Abstract

Extant felids are hyper-carnivorous predators that originated in Asia c. 11 Mya and diversified in 8 distinct lineages, with 41 species surviving to the Recent. These species occupy almost every terrestrial habitat available in the four continental land masses they occupy and exhibit morphological and behavioral specializations to various locomotor styles and hunting modes. Today, distinct felid ensembles inhabit each continent and major biogeographic region. How the differential structuring of these ensembles was generated, and which evolutionary processes shaped these differences across ensembles, are key emerging questions. Using multivariate statistics, we analyzed a large dataset of 31 cranial and 92 postcranial linear variables describing shape and functional proxies of the entire skeleton of extant felids. We statistically demonstrate the existence of nine felid morphotypes at the global scale, whose occurrence is characteristic of different continental or biogeographic ensembles.
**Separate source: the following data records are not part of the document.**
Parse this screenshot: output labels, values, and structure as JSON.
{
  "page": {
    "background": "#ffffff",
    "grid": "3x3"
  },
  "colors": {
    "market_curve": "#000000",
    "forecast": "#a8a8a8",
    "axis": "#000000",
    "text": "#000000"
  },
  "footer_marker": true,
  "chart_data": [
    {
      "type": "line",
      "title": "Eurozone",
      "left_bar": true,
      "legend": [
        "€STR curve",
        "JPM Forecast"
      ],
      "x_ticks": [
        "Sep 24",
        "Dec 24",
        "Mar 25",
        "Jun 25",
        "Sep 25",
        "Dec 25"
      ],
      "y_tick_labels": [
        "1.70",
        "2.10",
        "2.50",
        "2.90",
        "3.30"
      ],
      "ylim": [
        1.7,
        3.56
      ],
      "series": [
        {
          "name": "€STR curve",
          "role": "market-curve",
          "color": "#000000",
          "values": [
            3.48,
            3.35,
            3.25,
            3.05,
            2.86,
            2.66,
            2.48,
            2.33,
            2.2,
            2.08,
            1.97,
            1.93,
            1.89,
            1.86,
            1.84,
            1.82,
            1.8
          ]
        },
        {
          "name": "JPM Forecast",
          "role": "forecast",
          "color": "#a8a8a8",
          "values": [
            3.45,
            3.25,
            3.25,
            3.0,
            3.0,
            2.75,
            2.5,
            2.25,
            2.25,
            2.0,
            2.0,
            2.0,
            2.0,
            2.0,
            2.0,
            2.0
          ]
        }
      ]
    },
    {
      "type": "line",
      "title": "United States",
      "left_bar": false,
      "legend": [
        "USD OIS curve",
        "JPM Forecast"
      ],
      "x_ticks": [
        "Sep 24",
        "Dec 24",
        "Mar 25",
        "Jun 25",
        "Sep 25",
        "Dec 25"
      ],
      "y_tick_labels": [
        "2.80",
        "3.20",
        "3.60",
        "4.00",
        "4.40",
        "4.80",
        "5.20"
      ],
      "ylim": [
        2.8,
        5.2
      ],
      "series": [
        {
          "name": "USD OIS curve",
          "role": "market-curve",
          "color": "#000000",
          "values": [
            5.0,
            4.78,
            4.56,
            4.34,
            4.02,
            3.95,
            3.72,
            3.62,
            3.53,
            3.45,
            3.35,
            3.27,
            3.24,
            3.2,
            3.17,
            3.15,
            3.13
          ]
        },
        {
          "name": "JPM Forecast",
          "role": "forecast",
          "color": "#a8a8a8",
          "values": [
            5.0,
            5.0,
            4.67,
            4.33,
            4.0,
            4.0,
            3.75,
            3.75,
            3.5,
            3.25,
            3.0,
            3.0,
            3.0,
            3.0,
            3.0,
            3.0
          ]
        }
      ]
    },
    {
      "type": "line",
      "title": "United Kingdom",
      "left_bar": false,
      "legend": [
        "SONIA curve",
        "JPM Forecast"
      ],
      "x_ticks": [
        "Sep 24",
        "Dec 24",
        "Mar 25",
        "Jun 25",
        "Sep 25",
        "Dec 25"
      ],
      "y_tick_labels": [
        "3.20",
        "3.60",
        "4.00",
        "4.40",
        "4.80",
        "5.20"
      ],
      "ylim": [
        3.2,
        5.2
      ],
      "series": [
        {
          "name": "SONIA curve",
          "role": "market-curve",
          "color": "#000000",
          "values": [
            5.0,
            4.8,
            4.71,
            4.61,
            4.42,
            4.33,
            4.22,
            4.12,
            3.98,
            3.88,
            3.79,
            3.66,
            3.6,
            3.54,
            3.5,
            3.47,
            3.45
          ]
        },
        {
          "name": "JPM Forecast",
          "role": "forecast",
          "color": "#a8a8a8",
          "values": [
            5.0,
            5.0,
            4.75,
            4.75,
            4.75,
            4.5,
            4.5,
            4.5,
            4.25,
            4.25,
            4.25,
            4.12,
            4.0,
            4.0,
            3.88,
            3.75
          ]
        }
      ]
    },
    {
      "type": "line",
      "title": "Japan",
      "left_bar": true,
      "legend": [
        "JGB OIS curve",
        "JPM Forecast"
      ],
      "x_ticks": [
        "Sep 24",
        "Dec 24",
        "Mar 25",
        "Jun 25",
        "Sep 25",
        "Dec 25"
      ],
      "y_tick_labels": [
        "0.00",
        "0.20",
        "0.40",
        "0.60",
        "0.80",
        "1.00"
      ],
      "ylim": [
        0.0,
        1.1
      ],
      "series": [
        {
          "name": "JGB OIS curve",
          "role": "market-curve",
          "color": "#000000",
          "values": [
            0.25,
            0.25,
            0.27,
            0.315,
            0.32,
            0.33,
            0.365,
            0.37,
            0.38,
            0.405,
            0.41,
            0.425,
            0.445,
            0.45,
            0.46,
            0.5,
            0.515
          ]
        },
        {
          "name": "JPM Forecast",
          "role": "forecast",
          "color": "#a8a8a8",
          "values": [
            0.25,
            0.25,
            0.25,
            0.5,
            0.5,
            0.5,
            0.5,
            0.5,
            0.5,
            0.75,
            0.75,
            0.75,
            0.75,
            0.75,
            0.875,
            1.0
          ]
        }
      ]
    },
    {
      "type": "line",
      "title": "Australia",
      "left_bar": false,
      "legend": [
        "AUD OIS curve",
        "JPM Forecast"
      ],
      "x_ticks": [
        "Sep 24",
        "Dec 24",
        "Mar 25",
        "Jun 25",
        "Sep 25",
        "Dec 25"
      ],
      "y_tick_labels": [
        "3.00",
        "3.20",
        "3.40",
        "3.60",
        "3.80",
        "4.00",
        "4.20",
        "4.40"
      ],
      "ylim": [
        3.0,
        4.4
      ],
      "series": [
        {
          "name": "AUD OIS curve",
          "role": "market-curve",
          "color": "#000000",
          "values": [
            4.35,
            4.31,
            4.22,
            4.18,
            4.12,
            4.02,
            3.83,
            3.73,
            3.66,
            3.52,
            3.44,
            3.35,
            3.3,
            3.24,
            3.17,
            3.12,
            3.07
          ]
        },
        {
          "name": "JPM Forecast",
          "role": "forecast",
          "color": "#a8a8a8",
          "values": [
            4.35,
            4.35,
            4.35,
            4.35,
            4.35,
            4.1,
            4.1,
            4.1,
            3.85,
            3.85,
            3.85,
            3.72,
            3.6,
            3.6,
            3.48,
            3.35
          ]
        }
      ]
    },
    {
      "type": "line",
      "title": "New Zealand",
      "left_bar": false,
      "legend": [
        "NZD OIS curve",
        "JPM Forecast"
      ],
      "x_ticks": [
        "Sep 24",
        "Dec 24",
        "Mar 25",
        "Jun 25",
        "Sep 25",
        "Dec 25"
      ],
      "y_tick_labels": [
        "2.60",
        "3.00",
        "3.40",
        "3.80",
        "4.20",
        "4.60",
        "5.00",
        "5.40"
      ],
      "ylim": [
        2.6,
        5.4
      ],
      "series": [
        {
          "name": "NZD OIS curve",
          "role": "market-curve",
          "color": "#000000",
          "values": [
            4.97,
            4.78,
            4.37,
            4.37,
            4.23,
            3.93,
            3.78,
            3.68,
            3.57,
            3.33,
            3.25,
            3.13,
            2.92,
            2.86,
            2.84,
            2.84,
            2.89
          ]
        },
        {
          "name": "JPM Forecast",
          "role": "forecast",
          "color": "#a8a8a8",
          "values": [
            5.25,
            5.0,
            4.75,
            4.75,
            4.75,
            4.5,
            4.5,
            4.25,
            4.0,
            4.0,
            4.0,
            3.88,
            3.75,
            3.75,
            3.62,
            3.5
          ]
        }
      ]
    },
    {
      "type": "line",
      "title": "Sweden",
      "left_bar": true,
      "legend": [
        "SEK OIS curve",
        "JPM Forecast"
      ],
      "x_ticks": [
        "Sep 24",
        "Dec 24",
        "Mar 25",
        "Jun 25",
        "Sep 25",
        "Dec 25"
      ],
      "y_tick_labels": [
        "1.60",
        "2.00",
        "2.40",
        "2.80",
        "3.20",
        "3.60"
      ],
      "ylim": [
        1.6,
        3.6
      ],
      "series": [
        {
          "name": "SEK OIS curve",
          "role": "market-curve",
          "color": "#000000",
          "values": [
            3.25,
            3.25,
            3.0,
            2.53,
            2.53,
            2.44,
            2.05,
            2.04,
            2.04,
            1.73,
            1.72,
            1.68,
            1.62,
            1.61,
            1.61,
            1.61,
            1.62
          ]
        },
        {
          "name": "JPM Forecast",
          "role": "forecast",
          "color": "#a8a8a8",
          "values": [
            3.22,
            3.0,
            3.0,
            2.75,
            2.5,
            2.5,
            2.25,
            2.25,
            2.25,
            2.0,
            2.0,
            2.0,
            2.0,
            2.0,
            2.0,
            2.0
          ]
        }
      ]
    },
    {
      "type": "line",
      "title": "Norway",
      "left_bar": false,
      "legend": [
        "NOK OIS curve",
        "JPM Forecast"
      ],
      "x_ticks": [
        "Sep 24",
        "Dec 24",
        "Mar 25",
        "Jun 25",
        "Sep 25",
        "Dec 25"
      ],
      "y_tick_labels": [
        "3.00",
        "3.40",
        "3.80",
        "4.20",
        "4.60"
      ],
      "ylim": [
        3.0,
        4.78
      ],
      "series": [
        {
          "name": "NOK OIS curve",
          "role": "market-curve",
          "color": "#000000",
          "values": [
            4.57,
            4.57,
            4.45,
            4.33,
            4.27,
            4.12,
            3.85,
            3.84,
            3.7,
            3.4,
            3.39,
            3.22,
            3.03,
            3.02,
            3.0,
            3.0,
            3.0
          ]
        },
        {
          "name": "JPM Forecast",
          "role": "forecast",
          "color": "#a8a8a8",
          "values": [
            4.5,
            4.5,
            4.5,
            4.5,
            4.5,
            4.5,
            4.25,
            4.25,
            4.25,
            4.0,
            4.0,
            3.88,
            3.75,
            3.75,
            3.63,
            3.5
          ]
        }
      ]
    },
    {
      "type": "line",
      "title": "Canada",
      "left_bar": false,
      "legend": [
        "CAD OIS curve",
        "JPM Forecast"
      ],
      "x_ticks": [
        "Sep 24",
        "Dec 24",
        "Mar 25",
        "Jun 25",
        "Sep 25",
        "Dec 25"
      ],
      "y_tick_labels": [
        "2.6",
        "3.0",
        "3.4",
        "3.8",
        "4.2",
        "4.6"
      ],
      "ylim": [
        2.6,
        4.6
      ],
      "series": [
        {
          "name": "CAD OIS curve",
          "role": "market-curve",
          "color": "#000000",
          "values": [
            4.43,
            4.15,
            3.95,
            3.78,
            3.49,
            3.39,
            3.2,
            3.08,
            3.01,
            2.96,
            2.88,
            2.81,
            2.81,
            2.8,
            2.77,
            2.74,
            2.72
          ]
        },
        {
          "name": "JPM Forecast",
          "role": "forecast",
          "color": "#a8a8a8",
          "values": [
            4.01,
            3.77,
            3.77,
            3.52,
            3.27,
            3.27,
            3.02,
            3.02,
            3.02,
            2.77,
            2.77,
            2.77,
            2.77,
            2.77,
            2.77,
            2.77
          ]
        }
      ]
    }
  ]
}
Phylogenetically explicit analyses show that morphotypes from different felid lineages converged in different continents, but still ensembles remain distinct due to the fact that various morphotypes are missing in several of those ensembles. However, fossil evidence suggests that most of these missing morphotypes were represented by species from those territories that went extinct during the Quaternary. Furthermore, reconstructing the hypothetical felid ensembles before Pleistocene extinctions rendered the continental felid faunas remarkably more similar to each other than they presently are, leaving their remaining, relatively minor differences to outstanding geographic singularities of each continental land mass.